1 You confirmed last week that your superior Djordjevic was present and

2 could be seen on the Kula video from 1997; correct?

3 A. General Djordjevic can be seen at the ceremony in Kula in 1998,

4 that is true.

5 Q. [Previous translation continues] ... his deputy, associated with

6 him freely.

7 A. I was not his deputy ever. Only one in my career was I deputy of

8 the head of a police sector. Djordjevic and I were appointed assistant

9 ministers --

10 Q. Very well.

11 A. -- in the same procedure. He was head of sector, but we were both

12 assistant ministers and I was never his deputy.

13 Q. I --

14 A. Maybe in his function of head of police sector.

15 Q. I suggest to you that your proposition that somehow the -- Frenki

16 Simatovic put on a different display and gave a different history in one

17 year from the history he freely gave to people, including your colleague

18 then, or your peer, Djordjevic the following year is ridiculous and is

19 something that you've been obliged to say because you're trying to hide

20 your knowledge of the Red Berets.

21 A. No. That is not true. I am not trying to obscure what I know. I

22 remember very well that I was invited to the ceremony to mark the

23 establishment of the unit for special operations. Of course, I don't

24 remember every detail of every speech, but my entire recollection of that

25 ceremony indicates that that unit was established then or the day before,

Page 40526

1 but the ceremony was dedicated to the establishment of that unit.
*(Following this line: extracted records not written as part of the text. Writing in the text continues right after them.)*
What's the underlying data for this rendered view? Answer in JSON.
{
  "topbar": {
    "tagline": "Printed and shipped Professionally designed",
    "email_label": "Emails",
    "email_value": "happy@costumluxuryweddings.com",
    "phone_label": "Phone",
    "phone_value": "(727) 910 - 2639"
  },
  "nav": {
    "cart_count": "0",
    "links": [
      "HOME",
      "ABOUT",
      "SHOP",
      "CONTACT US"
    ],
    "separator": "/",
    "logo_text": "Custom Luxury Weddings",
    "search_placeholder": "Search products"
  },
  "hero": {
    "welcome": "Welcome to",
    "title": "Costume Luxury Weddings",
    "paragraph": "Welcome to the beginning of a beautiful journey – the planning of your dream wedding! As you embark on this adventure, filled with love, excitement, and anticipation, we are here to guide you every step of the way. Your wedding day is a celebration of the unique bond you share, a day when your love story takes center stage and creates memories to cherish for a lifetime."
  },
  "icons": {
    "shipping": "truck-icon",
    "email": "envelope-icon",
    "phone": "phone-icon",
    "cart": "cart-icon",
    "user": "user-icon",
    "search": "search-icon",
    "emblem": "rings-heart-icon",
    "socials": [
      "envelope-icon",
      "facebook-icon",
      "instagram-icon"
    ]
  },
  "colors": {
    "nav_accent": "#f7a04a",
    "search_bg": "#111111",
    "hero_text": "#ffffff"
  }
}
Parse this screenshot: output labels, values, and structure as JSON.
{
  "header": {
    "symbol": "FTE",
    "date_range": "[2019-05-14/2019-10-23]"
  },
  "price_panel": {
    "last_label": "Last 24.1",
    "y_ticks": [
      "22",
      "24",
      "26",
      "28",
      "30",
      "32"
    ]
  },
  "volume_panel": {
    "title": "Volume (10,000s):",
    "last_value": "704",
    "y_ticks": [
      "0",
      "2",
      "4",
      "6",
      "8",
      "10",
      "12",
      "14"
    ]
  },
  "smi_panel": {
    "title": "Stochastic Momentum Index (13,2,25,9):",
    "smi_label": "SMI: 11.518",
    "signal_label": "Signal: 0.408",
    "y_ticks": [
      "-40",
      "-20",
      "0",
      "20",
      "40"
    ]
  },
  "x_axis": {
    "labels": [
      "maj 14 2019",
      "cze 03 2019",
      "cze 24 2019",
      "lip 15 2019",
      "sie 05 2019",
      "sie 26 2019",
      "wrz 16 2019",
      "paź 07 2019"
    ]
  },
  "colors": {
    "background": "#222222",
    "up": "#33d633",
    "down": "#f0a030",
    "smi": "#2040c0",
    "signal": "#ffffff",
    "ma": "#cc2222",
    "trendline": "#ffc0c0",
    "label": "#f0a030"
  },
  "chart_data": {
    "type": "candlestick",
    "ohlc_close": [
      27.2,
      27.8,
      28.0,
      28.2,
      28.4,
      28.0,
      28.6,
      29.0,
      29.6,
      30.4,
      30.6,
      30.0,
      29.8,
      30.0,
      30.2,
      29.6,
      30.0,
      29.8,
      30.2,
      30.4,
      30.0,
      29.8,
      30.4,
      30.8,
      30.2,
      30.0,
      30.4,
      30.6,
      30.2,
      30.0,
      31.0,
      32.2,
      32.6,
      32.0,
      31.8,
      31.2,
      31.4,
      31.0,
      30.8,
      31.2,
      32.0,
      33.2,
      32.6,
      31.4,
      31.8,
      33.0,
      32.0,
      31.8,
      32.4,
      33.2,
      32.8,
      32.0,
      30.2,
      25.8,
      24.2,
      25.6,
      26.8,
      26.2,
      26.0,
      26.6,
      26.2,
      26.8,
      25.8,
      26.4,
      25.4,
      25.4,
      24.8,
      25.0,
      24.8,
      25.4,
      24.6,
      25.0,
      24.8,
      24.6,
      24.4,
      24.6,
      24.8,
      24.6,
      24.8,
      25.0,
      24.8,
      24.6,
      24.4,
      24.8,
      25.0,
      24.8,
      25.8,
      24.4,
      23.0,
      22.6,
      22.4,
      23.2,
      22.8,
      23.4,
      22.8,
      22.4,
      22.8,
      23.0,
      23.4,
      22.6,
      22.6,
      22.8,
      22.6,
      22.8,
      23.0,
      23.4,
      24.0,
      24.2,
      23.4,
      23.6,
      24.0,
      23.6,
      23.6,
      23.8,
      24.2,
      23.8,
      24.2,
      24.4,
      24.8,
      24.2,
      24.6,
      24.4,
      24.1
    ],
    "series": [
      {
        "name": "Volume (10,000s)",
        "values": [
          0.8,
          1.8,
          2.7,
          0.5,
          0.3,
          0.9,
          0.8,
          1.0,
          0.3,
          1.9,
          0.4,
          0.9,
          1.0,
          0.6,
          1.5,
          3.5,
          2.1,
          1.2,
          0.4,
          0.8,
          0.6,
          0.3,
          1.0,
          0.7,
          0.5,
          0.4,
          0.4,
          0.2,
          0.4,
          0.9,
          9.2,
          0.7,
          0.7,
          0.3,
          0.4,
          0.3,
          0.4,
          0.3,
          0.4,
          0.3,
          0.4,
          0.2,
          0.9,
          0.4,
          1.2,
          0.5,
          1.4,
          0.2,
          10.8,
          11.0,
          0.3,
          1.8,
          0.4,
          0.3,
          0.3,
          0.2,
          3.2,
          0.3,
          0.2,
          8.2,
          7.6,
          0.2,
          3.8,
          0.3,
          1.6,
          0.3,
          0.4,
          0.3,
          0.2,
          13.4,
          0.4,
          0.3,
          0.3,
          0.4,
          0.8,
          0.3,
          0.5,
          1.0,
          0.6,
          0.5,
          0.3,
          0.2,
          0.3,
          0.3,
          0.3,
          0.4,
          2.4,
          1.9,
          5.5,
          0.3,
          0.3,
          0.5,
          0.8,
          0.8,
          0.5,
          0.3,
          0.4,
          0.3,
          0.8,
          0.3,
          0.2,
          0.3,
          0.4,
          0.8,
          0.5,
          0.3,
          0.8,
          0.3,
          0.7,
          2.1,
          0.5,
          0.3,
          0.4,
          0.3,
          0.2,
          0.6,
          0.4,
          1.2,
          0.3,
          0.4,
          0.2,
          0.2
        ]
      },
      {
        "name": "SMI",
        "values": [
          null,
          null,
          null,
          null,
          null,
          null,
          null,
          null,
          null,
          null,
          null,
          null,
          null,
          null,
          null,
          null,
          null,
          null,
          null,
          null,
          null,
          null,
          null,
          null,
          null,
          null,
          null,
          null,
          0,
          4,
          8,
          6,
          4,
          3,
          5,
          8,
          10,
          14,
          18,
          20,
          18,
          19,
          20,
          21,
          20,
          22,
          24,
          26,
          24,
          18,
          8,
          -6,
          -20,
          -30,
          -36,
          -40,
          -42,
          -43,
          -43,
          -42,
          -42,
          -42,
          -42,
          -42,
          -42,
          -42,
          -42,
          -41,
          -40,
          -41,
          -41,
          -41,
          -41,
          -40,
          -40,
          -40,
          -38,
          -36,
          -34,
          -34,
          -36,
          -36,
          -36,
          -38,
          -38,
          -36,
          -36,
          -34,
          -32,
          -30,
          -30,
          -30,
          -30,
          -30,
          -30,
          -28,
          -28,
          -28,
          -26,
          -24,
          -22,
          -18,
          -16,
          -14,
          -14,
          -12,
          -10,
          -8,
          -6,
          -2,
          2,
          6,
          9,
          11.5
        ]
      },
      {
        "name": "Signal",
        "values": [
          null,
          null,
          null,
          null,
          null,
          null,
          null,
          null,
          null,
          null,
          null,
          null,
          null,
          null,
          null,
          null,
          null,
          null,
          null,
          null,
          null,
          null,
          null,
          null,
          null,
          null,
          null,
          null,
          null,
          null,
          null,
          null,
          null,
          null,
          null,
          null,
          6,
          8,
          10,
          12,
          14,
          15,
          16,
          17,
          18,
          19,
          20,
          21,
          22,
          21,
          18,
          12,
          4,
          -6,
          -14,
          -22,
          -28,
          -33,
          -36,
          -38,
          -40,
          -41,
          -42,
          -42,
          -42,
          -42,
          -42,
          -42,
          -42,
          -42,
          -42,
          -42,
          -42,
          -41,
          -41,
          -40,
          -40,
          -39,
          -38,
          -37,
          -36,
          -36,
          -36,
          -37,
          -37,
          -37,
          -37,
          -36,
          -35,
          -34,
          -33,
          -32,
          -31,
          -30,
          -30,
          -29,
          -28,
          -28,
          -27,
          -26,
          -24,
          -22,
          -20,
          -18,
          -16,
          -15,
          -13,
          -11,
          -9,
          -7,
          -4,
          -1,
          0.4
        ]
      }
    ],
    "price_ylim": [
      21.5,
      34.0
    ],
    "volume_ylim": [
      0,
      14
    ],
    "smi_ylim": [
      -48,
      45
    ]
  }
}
2 Q. Next point relates to tabs 82 and 83. I needn't ask you to look

3 to them. They're both dated mid-April, I think, of 1999, and they deal

4 with the movement of civilians. Do you accept, as we have heard from

5 Exhibit 234, the UNHCR Neill Wright, that by the 5th of April the

6 cumulative refugee total was some 400.000? Do you accept that figure?

7 A. Well, I can't tell you this moment whether I accept this figure.

8 Of course by that date there had been significant movements of civilians

9 and a significant number of civilians had left Kosovo and Metohija. Every

10 day MUP was informed of the rough number of people who had crossed the

11 border, and I have recollection of the number of 8.000 people in total --

12 800.000 people in total who had left Kosovo and Metohija during the war.

13 Q. My suggestion to you is that orders of the type that you -- we

14 looked at in 82 -- tabs 82 and 83 were cover-up orders that it would be

15 easy to draw -- easy to draft once the majority of people had been kicked

16 out and that they are just that, cover-up.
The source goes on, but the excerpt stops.